Evictions without care to Traveller welfare
These were poor provision of Traveller accommodation; many sites being in “an inadequate condition”; Travellers facing eviction having “inadequate safeguards” under the Criminal Justice Act 1994; the Housing Act 1992 also providing deficient protections; and evictions being carried out without enough care as to Travellers’ welfare.
Substantial deficiency – Traveller sites in poor condition
The report says that while there has been “progress in the provision of accommodation for Travellers . . . there is still a substantial deficiency” as “a number of sites are in poor condition, lack maintenance and are badly located”.
“The legislation permitting evictions fails to provide for consultation with those to be affected, reasonable notice of and information on the eviction,” the report says. “Nor does all the legislation require the provisions of alternative or adequate legal remedies . . . There is no legal aid for those threatened with eviction.”
Carrickmines – shocking illustration of discriminatory barriers
The Irish Human Rights and Equality Commission reporting to the European Committee of Social Rights updated on the Carrickmines situation and said of the 2015 fire that took 10 lives that ‘this tragic event is a shocking illustration of the discriminatory barriers that members of the Traveller community experience in accessing appropriate accommodation, over and above those experienced by the rest of society.”
The European report refers to two court cases supported by the Irish Human Rights and Equality Commission taken in 2017 in Donegal and Clare.
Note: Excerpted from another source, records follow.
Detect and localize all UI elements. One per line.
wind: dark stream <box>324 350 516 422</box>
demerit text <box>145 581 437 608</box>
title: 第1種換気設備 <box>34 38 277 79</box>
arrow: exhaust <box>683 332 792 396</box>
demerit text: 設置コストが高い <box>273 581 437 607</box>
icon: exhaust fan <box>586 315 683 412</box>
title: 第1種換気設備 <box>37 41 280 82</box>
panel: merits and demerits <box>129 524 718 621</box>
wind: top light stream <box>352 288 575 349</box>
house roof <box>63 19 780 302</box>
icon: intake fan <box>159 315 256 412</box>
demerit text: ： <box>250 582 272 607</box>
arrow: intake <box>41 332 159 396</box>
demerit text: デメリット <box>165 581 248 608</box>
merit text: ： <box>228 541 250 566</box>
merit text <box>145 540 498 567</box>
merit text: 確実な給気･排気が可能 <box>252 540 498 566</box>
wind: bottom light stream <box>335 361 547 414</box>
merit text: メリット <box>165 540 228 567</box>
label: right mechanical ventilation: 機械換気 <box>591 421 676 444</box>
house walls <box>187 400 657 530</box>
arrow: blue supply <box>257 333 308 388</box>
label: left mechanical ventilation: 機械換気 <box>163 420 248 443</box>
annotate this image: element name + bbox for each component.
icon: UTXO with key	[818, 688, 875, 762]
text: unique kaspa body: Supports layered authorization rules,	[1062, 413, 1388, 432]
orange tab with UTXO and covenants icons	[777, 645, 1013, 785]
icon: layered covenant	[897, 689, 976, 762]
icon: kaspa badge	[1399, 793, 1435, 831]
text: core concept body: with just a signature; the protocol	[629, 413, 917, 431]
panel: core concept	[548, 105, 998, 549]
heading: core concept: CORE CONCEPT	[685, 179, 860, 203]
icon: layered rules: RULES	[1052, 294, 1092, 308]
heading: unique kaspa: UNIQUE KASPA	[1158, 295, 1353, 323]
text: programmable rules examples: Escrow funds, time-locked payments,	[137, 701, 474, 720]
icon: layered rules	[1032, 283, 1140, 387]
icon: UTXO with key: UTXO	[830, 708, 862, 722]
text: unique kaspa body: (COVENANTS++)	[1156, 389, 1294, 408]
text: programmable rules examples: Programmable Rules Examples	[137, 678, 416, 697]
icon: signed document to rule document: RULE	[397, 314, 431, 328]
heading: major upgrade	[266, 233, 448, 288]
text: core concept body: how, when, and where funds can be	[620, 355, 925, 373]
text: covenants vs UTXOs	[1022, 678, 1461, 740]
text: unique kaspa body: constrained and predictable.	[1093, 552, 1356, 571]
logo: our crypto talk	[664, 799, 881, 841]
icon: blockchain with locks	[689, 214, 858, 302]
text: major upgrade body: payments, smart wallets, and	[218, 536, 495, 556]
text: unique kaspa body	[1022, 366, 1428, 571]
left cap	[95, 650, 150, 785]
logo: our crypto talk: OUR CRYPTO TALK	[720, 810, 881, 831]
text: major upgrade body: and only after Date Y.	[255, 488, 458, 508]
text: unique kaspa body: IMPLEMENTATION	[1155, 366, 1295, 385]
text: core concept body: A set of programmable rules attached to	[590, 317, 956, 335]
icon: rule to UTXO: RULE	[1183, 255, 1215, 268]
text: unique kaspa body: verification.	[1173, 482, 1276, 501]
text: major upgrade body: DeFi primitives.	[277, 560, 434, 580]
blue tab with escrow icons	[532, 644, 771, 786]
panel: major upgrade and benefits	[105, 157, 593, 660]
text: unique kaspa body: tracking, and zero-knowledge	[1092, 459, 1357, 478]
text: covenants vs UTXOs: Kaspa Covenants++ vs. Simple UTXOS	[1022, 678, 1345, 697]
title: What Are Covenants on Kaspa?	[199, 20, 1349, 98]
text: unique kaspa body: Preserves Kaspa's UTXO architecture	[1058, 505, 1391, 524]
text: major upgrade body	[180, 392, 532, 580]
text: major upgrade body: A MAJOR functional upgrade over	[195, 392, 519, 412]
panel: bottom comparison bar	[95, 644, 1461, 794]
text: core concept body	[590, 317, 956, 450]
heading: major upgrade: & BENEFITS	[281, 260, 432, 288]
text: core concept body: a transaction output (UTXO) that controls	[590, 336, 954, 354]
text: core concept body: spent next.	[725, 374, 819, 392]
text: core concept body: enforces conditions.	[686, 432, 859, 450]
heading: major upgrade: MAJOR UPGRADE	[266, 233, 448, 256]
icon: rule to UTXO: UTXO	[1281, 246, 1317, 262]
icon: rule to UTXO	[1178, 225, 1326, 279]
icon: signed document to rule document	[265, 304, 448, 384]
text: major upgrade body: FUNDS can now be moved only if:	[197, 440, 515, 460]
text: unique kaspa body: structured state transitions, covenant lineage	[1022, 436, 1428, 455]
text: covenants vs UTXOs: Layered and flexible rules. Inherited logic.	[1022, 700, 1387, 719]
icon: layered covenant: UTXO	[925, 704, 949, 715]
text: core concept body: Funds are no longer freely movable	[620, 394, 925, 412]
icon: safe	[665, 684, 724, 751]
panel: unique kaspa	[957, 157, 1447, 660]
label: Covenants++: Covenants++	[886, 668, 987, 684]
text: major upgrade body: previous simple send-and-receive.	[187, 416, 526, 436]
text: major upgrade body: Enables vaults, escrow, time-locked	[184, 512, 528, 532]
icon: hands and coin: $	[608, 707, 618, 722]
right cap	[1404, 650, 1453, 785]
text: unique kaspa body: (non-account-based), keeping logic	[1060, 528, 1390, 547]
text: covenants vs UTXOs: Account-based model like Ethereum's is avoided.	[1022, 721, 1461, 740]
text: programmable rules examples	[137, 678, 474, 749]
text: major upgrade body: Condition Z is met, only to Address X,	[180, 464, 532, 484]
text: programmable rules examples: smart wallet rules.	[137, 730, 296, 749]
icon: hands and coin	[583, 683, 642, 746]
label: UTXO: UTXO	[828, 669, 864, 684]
In Clare the family, including nine children, had been living in unhealthy accommodation circumstances for three years, including rat and insect infestation, and sewage seepage around their home.
In 2017 the Commission represented a Donegal Traveller family, including two children with serious medical needs, living without basic facilities, including running water. Outcomes are still awaited in these two cases.
This week’s report also refers to living conditions at the Spring Lane site in Cork, which formed part of the original legal action – where they say 31
families, comprising 126 people, 59 of whom are under the age of 12 years’, continue to reside in ten bays in cramped conditions on the site.